— А спорим, Сайруса вам не поднять? — засмеялась девочка. — Из него получился довольно тяжелый мячик!
При этих словах взрослые переглянулись и, найдя ее замечание остроумным, весело рассмеялись. Сайрус тоже старался улыбаться, чувствуя, что каким-то образом стал центром всеобщего внимания.
— Эта девочка будет у вас в семье самой умной, — заключил дядя Сэл.
Синтия немного смутилась, но все же ей было очень приятно услышать от него такой комплимент.
— Но это еще не все, — с интригующей улыбкой продолжала тетушка Эдна, хитро посмотрев на детей. — У нас есть для вас и кое-что несъедобное…
С этими словами она встала из-за стола и пошла наверх. Как показалось ребятам, она оставалась там ужасно долго, но наконец ее каблуки застучали по ступенькам лестницы, и тетушка появилась в дверях, нагруженная подарочными свертками — по одному для каждого из детей.
Сайрус первым развернул свой подарок. Им оказалась добротная лопата с деревянной ручкой и сверкающим стальным лезвием. Сразу было видно, что лопата самая настоящая, и ею можно копать любой грунт, не опасаясь, что она погнется или сломается. Сайрус довольно улыбнулся.
Свертки для Льюка и Авраама оказались побольше: в них лежали капканы — по три на каждого мальчика. Еще в прошлом году дядюшка Сэл обещал научить их, как ставить такие ловушки, класть приманку и охотиться с их помощью на диких животных — кроликов, енотов и опоссумов. И он не забыл своего обещания.
— А может быть, вам повезет, и попадется такой вот пасхальный зайчик — кто знает! — улыбнулся он.
Синтия засмеялась, братья тоже повеселели, хотя сначала они были немного разочарованы, решив, что их не считают еще достаточно взрослыми, чтобы подарить настоящие охотничьи ружья. Льюку было десять лет, а Аврааму только исполнилось восемь.
Синтия открыла свой пакет и тоже увидела там лопату, похожую на ту, которой владел теперь Сайрус. Но ей всегда больше нравилось получать в подарок игрушки, нежели платья и другую одежду, и она была очень рада, что дядюшка Сэл и тетушка Эдна правильно догадались о ее вкусах. Девочка сразу решила, что этой лопатой она запросто сможет вырыть себе настоящую пиратскую пещеру, про которую читала, еще когда училась в первом классе. А может быть, если мама научит ее колдовству, ей удастся раскопать и какие-нибудь сокровища, как это умел делать дедушка Барнс, чародей.
— А бывают чародевочки? — тут же спросила Синтия. — Мне хотелось бы стать ею, когда я вырасту. Все, кроме отца, засмеялись.
— Конечно, станешь, — пообещала мама. — Только это называется не чародевочка, а чародейка. Но одного решения стать ею маловато; надо, чтобы твой дар был врожденным. Но, возможно, он перейдет к тебе через меня по наследству от дедушки.

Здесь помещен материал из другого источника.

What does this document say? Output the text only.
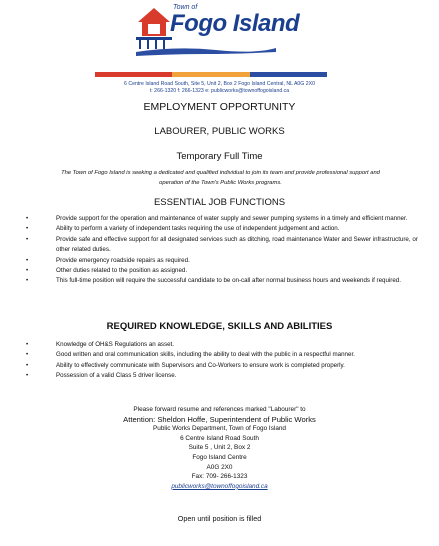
Town of
Fogo Island
6 Centre Island Road South, Site 5, Unit 2, Box 2 Fogo Island Central, NL A0G 2X0
t: 266-1320 f: 266-1323 e: publicworks@townoffogoisland.ca
EMPLOYMENT OPPORTUNITY
LABOURER, PUBLIC WORKS
Temporary Full Time
The Town of Fogo Island is seeking a dedicated and qualified individual to join its team and provide professional support and
operation of the Town's Public Works programs.
ESSENTIAL JOB FUNCTIONS
• Provide support for the operation and maintenance of water supply and sewer pumping systems in a timely and efficient manner.
• Ability to perform a variety of independent tasks requiring the use of independent judgement and action.
• Provide safe and effective support for all designated services such as ditching, road maintenance Water and Sewer infrastructure, or other related duties.
• Provide emergency roadside repairs as required.
• Other duties related to the position as assigned.
• This full-time position will require the successful candidate to be on-call after normal business hours and weekends if required.
REQUIRED KNOWLEDGE, SKILLS AND ABILITIES
• Knowledge of OH&S Regulations an asset.
• Good written and oral communication skills, including the ability to deal with the public in a respectful manner.
• Ability to effectively communicate with Supervisors and Co-Workers to ensure work is completed properly.
• Possession of a valid Class 5 driver license.
Please forward resume and references marked "Labourer" to
Attention: Sheldon Hoffe, Superintendent of Public Works
Public Works Department, Town of Fogo Island
6 Centre Island Road South
Suite 5 , Unit 2, Box 2
Fogo Island Centre
A0G 2X0
Fax: 709- 266-1323
publicworks@townoffogoisland.ca
Open until position is filled
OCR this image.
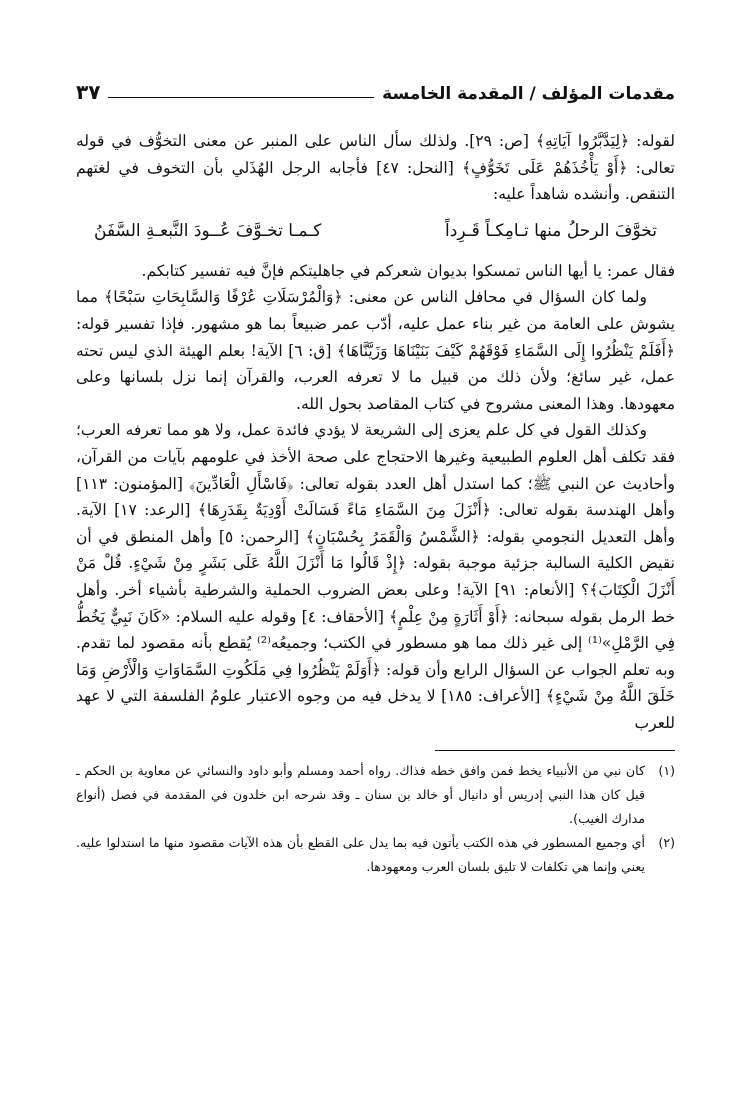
مقدمات المؤلف / المقدمة الخامسة
٣٧

لقوله: ﴿لِيَدَّبَّرُوا آيَاتِهِ﴾ [ص: ٢٩]. ولذلك سأل الناس على المنبر عن معنى التخوُّف في قوله تعالى: ﴿أَوْ يَأْخُذَهُمْ عَلَى تَخَوُّفٍ﴾ [النحل: ٤٧] فأجابه الرجل الهُذَلي بأن التخوف في لغتهم التنقص. وأنشده شاهداً عليه:

تخوَّفَ الرحلُ منها تـامِكـاً قَـرِداً
كـمـا تخـوَّفَ عُــودَ النَّبعـةِ السَّفَنُ

فقال عمر: يا أيها الناس تمسكوا بديوان شعركم في جاهليتكم فإنَّ فيه تفسير كتابكم.

ولما كان السؤال في محافل الناس عن معنى: ﴿وَالْمُرْسَلَاتِ عُرْفًا وَالسَّابِحَاتِ سَبْحًا﴾ مما يشوش على العامة من غير بناء عمل عليه، أدّب عمر ضبيعاً بما هو مشهور. فإذا تفسير قوله: ﴿أَفَلَمْ يَنْظُرُوا إِلَى السَّمَاءِ فَوْقَهُمْ كَيْفَ بَنَيْنَاهَا وَزَيَّنَّاهَا﴾ [ق: ٦] الآية! بعلم الهيئة الذي ليس تحته عمل، غير سائغ؛ ولأن ذلك من قبيل ما لا تعرفه العرب، والقرآن إنما نزل بلسانها وعلى معهودها. وهذا المعنى مشروح في كتاب المقاصد بحول الله.

وكذلك القول في كل علم يعزى إلى الشريعة لا يؤدي فائدة عمل، ولا هو مما تعرفه العرب؛ فقد تكلف أهل العلوم الطبيعية وغيرها الاحتجاج على صحة الأخذ في علومهم بآيات من القرآن، وأحاديث عن النبي ﷺ؛ كما استدل أهل العدد بقوله تعالى: ﴿فَاسْأَلِ الْعَادِّينَ﴾ [المؤمنون: ١١٣] وأهل الهندسة بقوله تعالى: ﴿أَنْزَلَ مِنَ السَّمَاءِ مَاءً فَسَالَتْ أَوْدِيَةٌ بِقَدَرِهَا﴾ [الرعد: ١٧] الآية. وأهل التعديل النجومي بقوله: ﴿الشَّمْسُ وَالْقَمَرُ بِحُسْبَانٍ﴾ [الرحمن: ٥] وأهل المنطق في أن نقيض الكلية السالبة جزئية موجبة بقوله: ﴿إِذْ قَالُوا مَا أَنْزَلَ اللَّهُ عَلَى بَشَرٍ مِنْ شَيْءٍ. قُلْ مَنْ أَنْزَلَ الْكِتَابَ﴾؟ [الأنعام: ٩١] الآية! وعلى بعض الضروب الحملية والشرطية بأشياء أخر. وأهل خط الرمل بقوله سبحانه: ﴿أَوْ أَثَارَةٍ مِنْ عِلْمٍ﴾ [الأحقاف: ٤] وقوله عليه السلام: «كَانَ نَبِيٌّ يَخُطُّ فِي الرَّمْلِ»⁽¹⁾ إلى غير ذلك مما هو مسطور في الكتب؛ وجميعُه⁽²⁾ يُقطع بأنه مقصود لما تقدم. وبه تعلم الجواب عن السؤال الرابع وأن قوله: ﴿أَوَلَمْ يَنْظُرُوا فِي مَلَكُوتِ السَّمَاوَاتِ وَالْأَرْضِ وَمَا خَلَقَ اللَّهُ مِنْ شَيْءٍ﴾ [الأعراف: ١٨٥] لا يدخل فيه من وجوه الاعتبار علومُ الفلسفة التي لا عهد للعرب

(١)
كان نبي من الأنبياء يخط فمن وافق خطه فذاك. رواه أحمد ومسلم وأبو داود والنسائي عن معاوية بن الحكم ـ قيل كان هذا النبي إدريس أو دانيال أو خالد بن سنان ـ وقد شرحه ابن خلدون في المقدمة في فصل (أنواع مدارك الغيب).
(٢)
أي وجميع المسطور في هذه الكتب يأتون فيه بما يدل على القطع بأن هذه الآيات مقصود منها ما استدلوا عليه. يعني وإنما هي تكلفات لا تليق بلسان العرب ومعهودها.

— Черт побери, Мередит! — взорвался отец. — Если ты не перестанешь забивать детям голову своей ерундой, то в самом скором времени они отправятся прямиком в сумасшедший дом! — При этом он с такой силой ударил кулаком по столу, что все чашки и блюдца на нем со звоном подпрыгнули.
Все сразу притихли, даже мама, потому что отец нечасто проявлял свои чувства с такой резкостью, особенно за столом и в гостях.
Но дети так и не смогли понять, что же все время так злит их отца. Они гордились, что в их роду был такой замечательный человек, как дедушка Барнс, — знаменитый и могущественный, хоть он и делал иногда ужасные вещи. В какой-то мере они и себя считали избранными, и уж, во всяком случае, не такими, как остальные ребята. А втайне каждый из них мечтал, что со временем станет столь же знаменитым и сильным и сможет нажить колдовством несметные богатства, если только унаследует его волшебный дар. И тогда, может быть, у них тоже появится множество собственных учеников и последователей — целая секта.
* * *Когда Синтии исполнилось девять, отец уехал в очередную командировку и больше домой не вернулся. Мама еще долго говорила что-то о его письмах и даже вкратце пересказывала детям их содержание. Хотя на самом деле никаких писем от него не было.
Сама мать все больше времени стала проводить в своем магазинчике, изучая древние книги по колдовству и запоминая заклинания, чтобы вызывать духи умерших. Вероятно, с папой произошло что-то очень страшное и плохое — дети чувствовали это.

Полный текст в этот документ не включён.